There are limitations to this study. Sport names were used to identify participant gender, rather than self-identified gender. Therefore, some participants may have been misclassified or had an unknown gender, and thus gender differences in the results may be confounded. Furthermore, information regarding substantiating prior concussion diagnosis and prior concussion education relied on self-report, which has inherent limitations. Additional demographic information was not collected due to time constraints of the educational intervention, so relationships between additional factors could not be explored.

Conclusion

Measuring concussion reporting behavior is challenging and video-simulation behavior offers a novel approach to understanding this phenomenon. Utilization of video-simulated behavior may provide a rapid means to assess the effect of different interventions in real-time, while mitigating some of the limitations and biases associated with widely used retrospective methods to assesses behavior retrospectively. Based on the results of this study, extra attention, and perhaps targeted education, should also be given to male athletes and athletes with previous concussion history to reduce concussion underreporting.
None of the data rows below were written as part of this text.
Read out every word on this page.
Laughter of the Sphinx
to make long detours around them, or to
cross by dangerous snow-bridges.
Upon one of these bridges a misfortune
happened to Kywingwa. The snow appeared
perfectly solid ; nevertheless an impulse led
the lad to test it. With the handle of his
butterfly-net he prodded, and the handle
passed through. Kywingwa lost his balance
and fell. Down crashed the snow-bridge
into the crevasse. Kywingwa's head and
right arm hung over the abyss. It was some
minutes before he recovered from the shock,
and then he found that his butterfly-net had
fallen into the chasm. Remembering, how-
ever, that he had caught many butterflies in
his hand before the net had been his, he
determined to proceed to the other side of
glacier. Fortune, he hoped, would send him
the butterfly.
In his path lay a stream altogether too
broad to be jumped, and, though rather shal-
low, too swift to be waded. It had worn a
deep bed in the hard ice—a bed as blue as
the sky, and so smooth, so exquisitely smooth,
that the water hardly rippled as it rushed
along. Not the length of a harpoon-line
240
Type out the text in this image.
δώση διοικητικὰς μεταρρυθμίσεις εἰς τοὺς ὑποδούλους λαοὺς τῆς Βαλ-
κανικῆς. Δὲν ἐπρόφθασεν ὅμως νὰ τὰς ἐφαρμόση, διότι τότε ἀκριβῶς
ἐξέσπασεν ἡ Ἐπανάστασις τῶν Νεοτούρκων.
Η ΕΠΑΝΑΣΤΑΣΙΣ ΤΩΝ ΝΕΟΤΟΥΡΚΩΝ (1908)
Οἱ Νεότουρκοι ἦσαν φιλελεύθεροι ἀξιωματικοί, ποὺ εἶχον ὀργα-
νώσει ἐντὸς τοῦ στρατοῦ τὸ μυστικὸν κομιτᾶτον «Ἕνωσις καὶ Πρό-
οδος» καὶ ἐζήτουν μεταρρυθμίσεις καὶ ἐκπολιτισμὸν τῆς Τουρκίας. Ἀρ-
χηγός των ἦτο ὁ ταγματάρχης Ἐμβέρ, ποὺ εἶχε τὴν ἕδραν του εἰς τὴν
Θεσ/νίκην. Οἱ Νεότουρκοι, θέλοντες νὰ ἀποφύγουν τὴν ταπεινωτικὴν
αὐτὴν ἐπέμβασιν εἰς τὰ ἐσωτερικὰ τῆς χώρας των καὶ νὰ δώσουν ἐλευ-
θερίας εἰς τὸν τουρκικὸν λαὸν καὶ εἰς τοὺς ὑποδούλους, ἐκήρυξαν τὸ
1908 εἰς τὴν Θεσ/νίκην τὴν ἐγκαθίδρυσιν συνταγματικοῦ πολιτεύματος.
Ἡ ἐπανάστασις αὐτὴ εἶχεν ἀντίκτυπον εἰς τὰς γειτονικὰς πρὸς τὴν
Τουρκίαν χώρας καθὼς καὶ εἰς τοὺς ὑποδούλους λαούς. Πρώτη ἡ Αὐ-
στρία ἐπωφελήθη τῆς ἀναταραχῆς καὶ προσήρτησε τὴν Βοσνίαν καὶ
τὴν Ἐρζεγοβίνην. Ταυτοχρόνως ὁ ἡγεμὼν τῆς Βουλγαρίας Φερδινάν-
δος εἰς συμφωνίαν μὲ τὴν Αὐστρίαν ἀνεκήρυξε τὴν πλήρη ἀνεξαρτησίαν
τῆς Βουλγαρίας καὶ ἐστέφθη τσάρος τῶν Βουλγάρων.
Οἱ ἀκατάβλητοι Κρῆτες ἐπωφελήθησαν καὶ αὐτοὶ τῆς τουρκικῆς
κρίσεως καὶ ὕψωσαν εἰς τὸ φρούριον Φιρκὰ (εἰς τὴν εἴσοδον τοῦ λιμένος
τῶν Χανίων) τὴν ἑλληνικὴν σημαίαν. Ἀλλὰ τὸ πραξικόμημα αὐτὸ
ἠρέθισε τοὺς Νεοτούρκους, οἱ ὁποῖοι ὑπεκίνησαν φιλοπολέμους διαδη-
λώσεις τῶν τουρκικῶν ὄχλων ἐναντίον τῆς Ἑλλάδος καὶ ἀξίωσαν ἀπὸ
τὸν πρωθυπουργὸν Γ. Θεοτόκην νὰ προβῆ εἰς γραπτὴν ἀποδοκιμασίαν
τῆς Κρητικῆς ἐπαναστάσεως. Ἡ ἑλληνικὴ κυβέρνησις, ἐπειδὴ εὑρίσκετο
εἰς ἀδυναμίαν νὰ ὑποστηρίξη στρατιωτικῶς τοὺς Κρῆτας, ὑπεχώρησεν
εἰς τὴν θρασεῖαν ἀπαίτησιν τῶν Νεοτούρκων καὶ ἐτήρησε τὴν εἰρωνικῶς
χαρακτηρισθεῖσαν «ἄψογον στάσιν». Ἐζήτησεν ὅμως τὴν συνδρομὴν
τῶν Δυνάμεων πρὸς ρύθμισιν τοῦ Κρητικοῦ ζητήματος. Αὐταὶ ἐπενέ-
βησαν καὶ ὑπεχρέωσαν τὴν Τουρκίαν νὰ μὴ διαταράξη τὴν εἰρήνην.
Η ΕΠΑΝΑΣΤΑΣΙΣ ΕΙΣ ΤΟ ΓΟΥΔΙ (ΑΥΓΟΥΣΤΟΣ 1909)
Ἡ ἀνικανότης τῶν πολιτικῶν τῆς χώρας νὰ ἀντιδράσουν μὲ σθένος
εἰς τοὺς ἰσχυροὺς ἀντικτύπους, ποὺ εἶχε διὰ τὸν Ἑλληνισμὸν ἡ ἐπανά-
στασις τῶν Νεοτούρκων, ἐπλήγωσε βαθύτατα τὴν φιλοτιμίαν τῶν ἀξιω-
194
Transparency, Rigor, and Reproducibility

This study was approved by the Stanford University, Institutional Review Board (IRB). A total of 21,213 participants completed the demographics questionnaire and video simulation. Demographics information was self-reported by the participant prior to testing. All tests were completed prior to the start of the season, and if a participant completed this survey multiple times over the course of the study-period, only the first survey was used in analyses. All information collected was confidential, and patients had a unique study ID. Data may be provided upon reasonable request. Logistic regression models were used to determine the association between concussion education, concussion history, and concussion reporting behavior within the novel simulated game environment. Having a concussion history as compared with not having a previous concussion significantly reduces the odds of seeking medical attention. Previous concussion education, when controlling for gender, significantly increases the odds of seeking medical attention. All the analyses were performed by N.K. using R.4.3. ²⁰ All authors have agreed to publish the article.

Authors’ Contributions

N.K. conducted formal analysis and led writing of the article. A.B., L.O., C.M.B., J.B., P.S., R.D. P., and D.H.D. all contributed to conceptualization of the study, and assisted with reviewing and editing the article.